I had a relatively small bail on my bike that resulted in a multi-year recovery from post-concussion syndrome. I wasn’t able to work or do much related to sports in that time. I have finally gotten my fitness, energy, and endurance back, and I’m able to work long hours; long enough to get the job done, so to speak. It’s been a really long process of victories and setbacks.

I have a different approach to risk now. I’m not as fast a skier or mountain biker as I used to be. It’s kind of built into my psyche that I don’t take the same kinds of risks. It’s not worth it for me.

I spent a bunch of time listening to radio during my recovery and became more interested in sound design. That’s a greater part of my workflow now. The tone at times is a little more documentary-like, but my goal is to make the films as immersive and engaging as possible.
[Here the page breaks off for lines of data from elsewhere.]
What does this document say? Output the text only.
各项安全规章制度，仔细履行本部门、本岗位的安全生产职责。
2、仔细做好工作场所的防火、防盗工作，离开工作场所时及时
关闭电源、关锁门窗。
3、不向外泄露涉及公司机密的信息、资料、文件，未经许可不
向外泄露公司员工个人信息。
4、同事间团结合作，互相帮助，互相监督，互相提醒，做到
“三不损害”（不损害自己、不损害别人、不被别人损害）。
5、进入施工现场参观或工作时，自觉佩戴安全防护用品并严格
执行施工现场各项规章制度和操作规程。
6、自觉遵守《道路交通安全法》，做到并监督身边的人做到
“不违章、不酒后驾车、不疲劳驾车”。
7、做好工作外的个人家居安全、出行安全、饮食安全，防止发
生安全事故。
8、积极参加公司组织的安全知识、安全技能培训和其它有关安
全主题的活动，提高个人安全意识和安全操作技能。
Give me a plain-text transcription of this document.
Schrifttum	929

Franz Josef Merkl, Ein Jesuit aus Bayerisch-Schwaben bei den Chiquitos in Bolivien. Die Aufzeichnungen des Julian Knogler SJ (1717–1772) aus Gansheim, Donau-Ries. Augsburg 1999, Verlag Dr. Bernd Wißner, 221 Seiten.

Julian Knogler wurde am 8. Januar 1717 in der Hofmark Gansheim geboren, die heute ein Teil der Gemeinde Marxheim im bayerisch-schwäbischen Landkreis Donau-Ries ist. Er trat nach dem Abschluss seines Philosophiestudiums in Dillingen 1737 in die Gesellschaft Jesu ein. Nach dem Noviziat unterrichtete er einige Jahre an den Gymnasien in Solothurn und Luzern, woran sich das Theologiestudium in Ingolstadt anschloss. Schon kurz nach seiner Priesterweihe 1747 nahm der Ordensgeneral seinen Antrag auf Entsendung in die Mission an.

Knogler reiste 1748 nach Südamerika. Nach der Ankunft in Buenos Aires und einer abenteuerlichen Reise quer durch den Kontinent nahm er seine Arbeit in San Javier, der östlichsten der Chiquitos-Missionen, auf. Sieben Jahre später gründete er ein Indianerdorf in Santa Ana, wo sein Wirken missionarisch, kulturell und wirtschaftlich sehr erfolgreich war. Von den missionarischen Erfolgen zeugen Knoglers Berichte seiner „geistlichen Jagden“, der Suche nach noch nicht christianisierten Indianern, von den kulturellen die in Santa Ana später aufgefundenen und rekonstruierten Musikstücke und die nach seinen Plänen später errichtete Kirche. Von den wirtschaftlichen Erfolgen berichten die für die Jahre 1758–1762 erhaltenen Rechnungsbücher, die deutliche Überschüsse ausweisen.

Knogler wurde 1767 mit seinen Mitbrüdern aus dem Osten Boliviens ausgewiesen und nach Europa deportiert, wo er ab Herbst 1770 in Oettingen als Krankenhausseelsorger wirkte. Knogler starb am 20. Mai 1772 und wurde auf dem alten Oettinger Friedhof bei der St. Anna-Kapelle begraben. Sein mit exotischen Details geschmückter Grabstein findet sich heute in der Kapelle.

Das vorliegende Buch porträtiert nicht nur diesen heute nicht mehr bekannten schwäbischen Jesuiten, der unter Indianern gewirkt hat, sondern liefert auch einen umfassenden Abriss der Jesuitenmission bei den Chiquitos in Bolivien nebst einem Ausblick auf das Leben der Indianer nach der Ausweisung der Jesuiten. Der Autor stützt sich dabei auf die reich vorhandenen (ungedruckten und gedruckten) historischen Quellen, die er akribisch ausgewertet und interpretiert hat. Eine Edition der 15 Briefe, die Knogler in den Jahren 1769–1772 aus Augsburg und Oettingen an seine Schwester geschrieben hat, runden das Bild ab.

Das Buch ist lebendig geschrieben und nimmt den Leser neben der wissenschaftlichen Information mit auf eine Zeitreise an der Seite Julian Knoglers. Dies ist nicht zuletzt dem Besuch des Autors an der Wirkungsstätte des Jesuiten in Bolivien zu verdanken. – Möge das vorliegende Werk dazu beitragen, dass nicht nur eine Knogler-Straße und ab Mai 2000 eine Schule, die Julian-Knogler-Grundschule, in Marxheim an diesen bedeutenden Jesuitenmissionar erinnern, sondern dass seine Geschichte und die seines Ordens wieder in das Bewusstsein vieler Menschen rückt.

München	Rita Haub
How did you have to reinvent yourself since the injury, and what major lifestyle changes have stuck with you?
I kind of had to throw skiing out of my head. It was such a big part of my identity: my passion and my livelihood. I had to basically let that go, because I didn’t know if I would be able to go back to it after being re-injured. I spent a lot of time at home, on the B.C. coast, and eventually I was able to imagine something different. I became very interested in our coastal ecosystem, fly fishing, and the human relationship with Pacific salmon. Now I don’t stress about missing powder days, but when I do have them in the backcountry I really enjoy it.